The trust said closing the Grantham A&E, rather than the departments at Lincoln County Hospital or Pilgrim Hospital in Boston, was the "safest option.”

A trust spokesman for the trust said failing to act "may put patients at risk.” The Royal College for Emergency Medicine (RCEM) said news of the potential closure was "disappointing, yet unsurprising".

Medical director at the trust, Dr Suneil Kapadia, said: "We haven't made a final decision and we hope to avoid this, but the reality is we will need to temporarily reduce the opening hours of A&E at Grantham. The quality and safety of patient care is the trust's number one priority."

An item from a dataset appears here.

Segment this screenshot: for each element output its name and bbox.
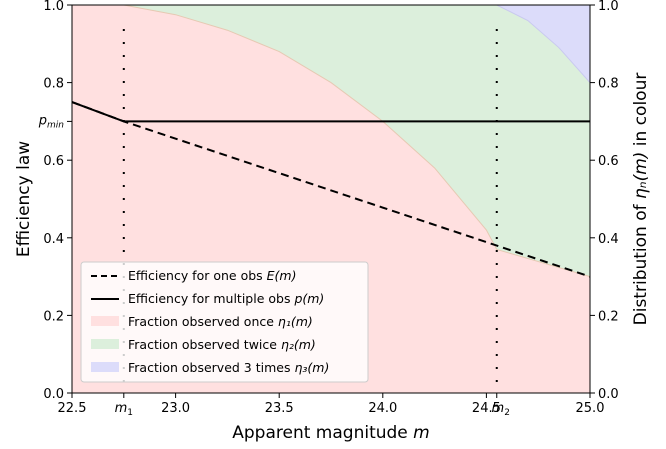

He said that a recruitment drive in the UK and overseas and the offer of premium rates to attract agency doctors had failed to attract more staff, while £4m had been invested in urgent care services.

A trust spokesman said emergency departments at the hospital normally have 15 consultants and 28 registrar or middle grade doctors. However, it currently has just 14 consultants - 10 of whom are locums - and 12 middle grades.

The spokesman said that Lincoln County Hospital or Pilgrim Hospital both take more seriously ill patients and have a higher number of patients attending A&E and being admitted than Grantham.

The trust is working with other A&E providers, East Midlands Ambulance Service and clinical commissioning groups in an effort to avoid the closure at Grantham.

RCEM President Dr Clifford Mann said: "The great efforts made by doctors and nurses to help patients in under-resourced locations is sometimes not sustainable.

"As well as potentially putting patient safety at risk, placing an ever-increasing workload on overstretched staff can create a vicious circle in retention and recruitment, with many overworked trainees simply choosing to leave the country or indeed the specialty altogether.

"The wider picture is there is a real crisis in emergency medicine as our workforce numbers are not growing fast enough to keep pace with rising numbers of patients attending A&E Departments."